3) Public Load Balancer Security Group

module "loadbalancer_sg" {
  source  = "terraform-aws-modules/security-group/aws"
  version = "5.2.0"

  name        = "loadbalancer-sg"
  description = "Security Group with HTTP open for the Internet"
  vpc_id      = module.vpc.vpc_id

  ingress_rules       = ["http-80-tcp"]
  ingress_cidr_blocks = ["0.0.0.0/0"]
  egress_rules        = ["all-all"]
  tags                = local.common_tags

  ingress_with_cidr_blocks = [
    {
      from_port   = 81
      to_port     = 81
      protocol    = 6
      description = "Allow Port 81 from Internet"
      cidr_blocks = "0.0.0.0/0"
    },
  ]
}

Explanation:

• The load balancer needs to accept traffic from the internet, so ingress_cidr_blocks is set to 0.0.0.0/0, which means open to all IPs.
• The rule http-80-tcp allows normal HTTP traffic on port 80 for websites.
• The extra rule with port 81 shows how you can allow custom ports if your app uses them.
• The egress_rules allow the load balancer to send responses back to users or forward traffic to backend servers.
• This group is essential for public-facing applications such as web servers or APIs behind an ALB.

4) Security Group Outputs

output "public_bastion_sg_group_id" {
  description = "The ID of the security group"
  value       = module.public_bastion_sg.security_group_id
}

Explanation:

• The output block lets Terraform print important values after applying the configuration.
• For example, security_group_id can be reused in other Terraform files or modules (for EC2 instance connections, ALB targets, etc.).
• Using outputs keeps your setup clean and helps you easily connect different modules together without hardcoding values.
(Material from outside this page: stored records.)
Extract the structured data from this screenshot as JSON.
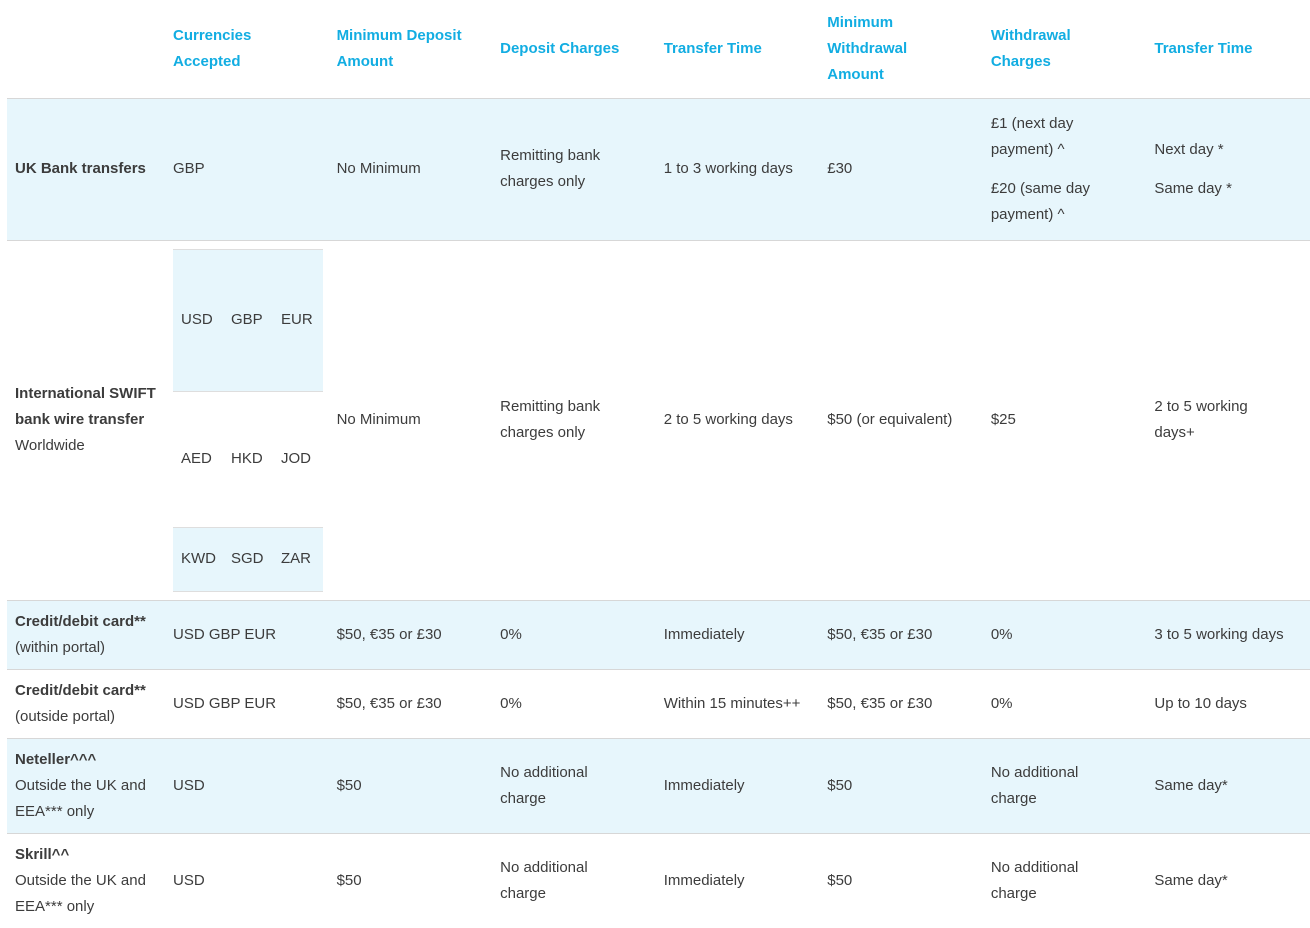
{
  "theme": {
    "accent_color": "#12ade2",
    "row_shade_color": "#e7f6fc",
    "border_color": "#d7d7d7",
    "sub_border_color": "#dedede",
    "text_color": "#3c3c3c"
  },
  "table": {
    "headers": [
      "",
      "Currencies\nAccepted",
      "Minimum Deposit\nAmount",
      "Deposit Charges",
      "Transfer Time",
      "Minimum\nWithdrawal\nAmount",
      "Withdrawal\nCharges",
      "Transfer Time"
    ],
    "rows": [
      {
        "id": "uk-bank-transfers",
        "shaded": true,
        "method": {
          "title": "UK Bank transfers",
          "subtitle": ""
        },
        "currencies": {
          "text": "GBP"
        },
        "min_deposit": [
          "No Minimum"
        ],
        "deposit_charges": [
          "Remitting bank\ncharges only"
        ],
        "deposit_transfer_time": [
          "1 to 3 working days"
        ],
        "min_withdrawal": [
          "£30"
        ],
        "withdrawal_charges": [
          "£1 (next day\npayment) ^",
          "£20 (same day\npayment) ^"
        ],
        "withdrawal_transfer_time": [
          "Next day *",
          "Same day *"
        ]
      },
      {
        "id": "international-swift-bank-wire",
        "shaded": false,
        "method": {
          "title": "International SWIFT\nbank wire transfer",
          "subtitle": "Worldwide"
        },
        "currencies": {
          "grid": [
            [
              "USD",
              "GBP",
              "EUR"
            ],
            [
              "AED",
              "HKD",
              "JOD"
            ],
            [
              "KWD",
              "SGD",
              "ZAR"
            ]
          ]
        },
        "min_deposit": [
          "No Minimum"
        ],
        "deposit_charges": [
          "Remitting bank\ncharges only"
        ],
        "deposit_transfer_time": [
          "2 to 5 working days"
        ],
        "min_withdrawal": [
          "$50 (or equivalent)"
        ],
        "withdrawal_charges": [
          "$25"
        ],
        "withdrawal_transfer_time": [
          "2 to 5 working\ndays+"
        ]
      },
      {
        "id": "credit-debit-card-within-portal",
        "shaded": true,
        "method": {
          "title": "Credit/debit card**",
          "subtitle": "(within portal)"
        },
        "currencies": {
          "text": "USD GBP EUR"
        },
        "min_deposit": [
          "$50, €35 or £30"
        ],
        "deposit_charges": [
          "0%"
        ],
        "deposit_transfer_time": [
          "Immediately"
        ],
        "min_withdrawal": [
          "$50, €35 or £30"
        ],
        "withdrawal_charges": [
          "0%"
        ],
        "withdrawal_transfer_time": [
          "3 to 5 working days"
        ]
      },
      {
        "id": "credit-debit-card-outside-portal",
        "shaded": false,
        "method": {
          "title": "Credit/debit card**",
          "subtitle": "(outside portal)"
        },
        "currencies": {
          "text": "USD GBP EUR"
        },
        "min_deposit": [
          "$50, €35 or £30"
        ],
        "deposit_charges": [
          "0%"
        ],
        "deposit_transfer_time": [
          "Within 15 minutes++"
        ],
        "min_withdrawal": [
          "$50, €35 or £30"
        ],
        "withdrawal_charges": [
          "0%"
        ],
        "withdrawal_transfer_time": [
          "Up to 10 days"
        ]
      },
      {
        "id": "neteller",
        "shaded": true,
        "method": {
          "title": "Neteller^^^",
          "subtitle": "Outside the UK and\nEEA*** only"
        },
        "currencies": {
          "text": "USD"
        },
        "min_deposit": [
          "$50"
        ],
        "deposit_charges": [
          "No additional\ncharge"
        ],
        "deposit_transfer_time": [
          "Immediately"
        ],
        "min_withdrawal": [
          "$50"
        ],
        "withdrawal_charges": [
          "No additional\ncharge"
        ],
        "withdrawal_transfer_time": [
          "Same day*"
        ]
      },
      {
        "id": "skrill",
        "shaded": false,
        "method": {
          "title": "Skrill^^",
          "subtitle": "Outside the UK and\nEEA*** only"
        },
        "currencies": {
          "text": "USD"
        },
        "min_deposit": [
          "$50"
        ],
        "deposit_charges": [
          "No additional\ncharge"
        ],
        "deposit_transfer_time": [
          "Immediately"
        ],
        "min_withdrawal": [
          "$50"
        ],
        "withdrawal_charges": [
          "No additional\ncharge"
        ],
        "withdrawal_transfer_time": [
          "Same day*"
        ]
      }
    ]
  }
}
5) Getting the Latest Amazon Linux 2 AMI

data "aws_ami" "amzlinux2" {
  most_recent = true
  owners      = ["amazon"]

  filter {
    name   = "name"
    values = ["amzn2-ami-hvm-*-gp2"]
  }
  filter {
    name   = "root-device-type"
    values = ["ebs"]
  }
  filter {
    name   = "virtualization-type"
    values = ["hvm"]
  }
  filter {
    name   = "architecture"
    values = ["x86_64"]
  }
}

Explanation:

• This data block helps Terraform find the newest Amazon Linux 2 AMI automatically instead of entering a static AMI ID.
• The filters tell Terraform what type of image to look for — here it searches only for 64-bit (x86_64) HVM images with EBS storage.
• The most_recent = true option makes sure Terraform always picks the latest version available from Amazon.
• This saves time and keeps your setup up to date whenever you deploy new instances.

Wrap-Up

This setup helps you manage AWS security groups easily with Terraform and keeps your infrastructure consistent.
You learned how to:

• Create security groups for bastion hosts, private EC2s, and load balancers
• Output key IDs for reuse
• Automatically fetch the latest Amazon Linux 2 AMI

In the next step, I will deploy EC2 instances, attach these security groups, and connect them to the ALB to handle incoming traffic.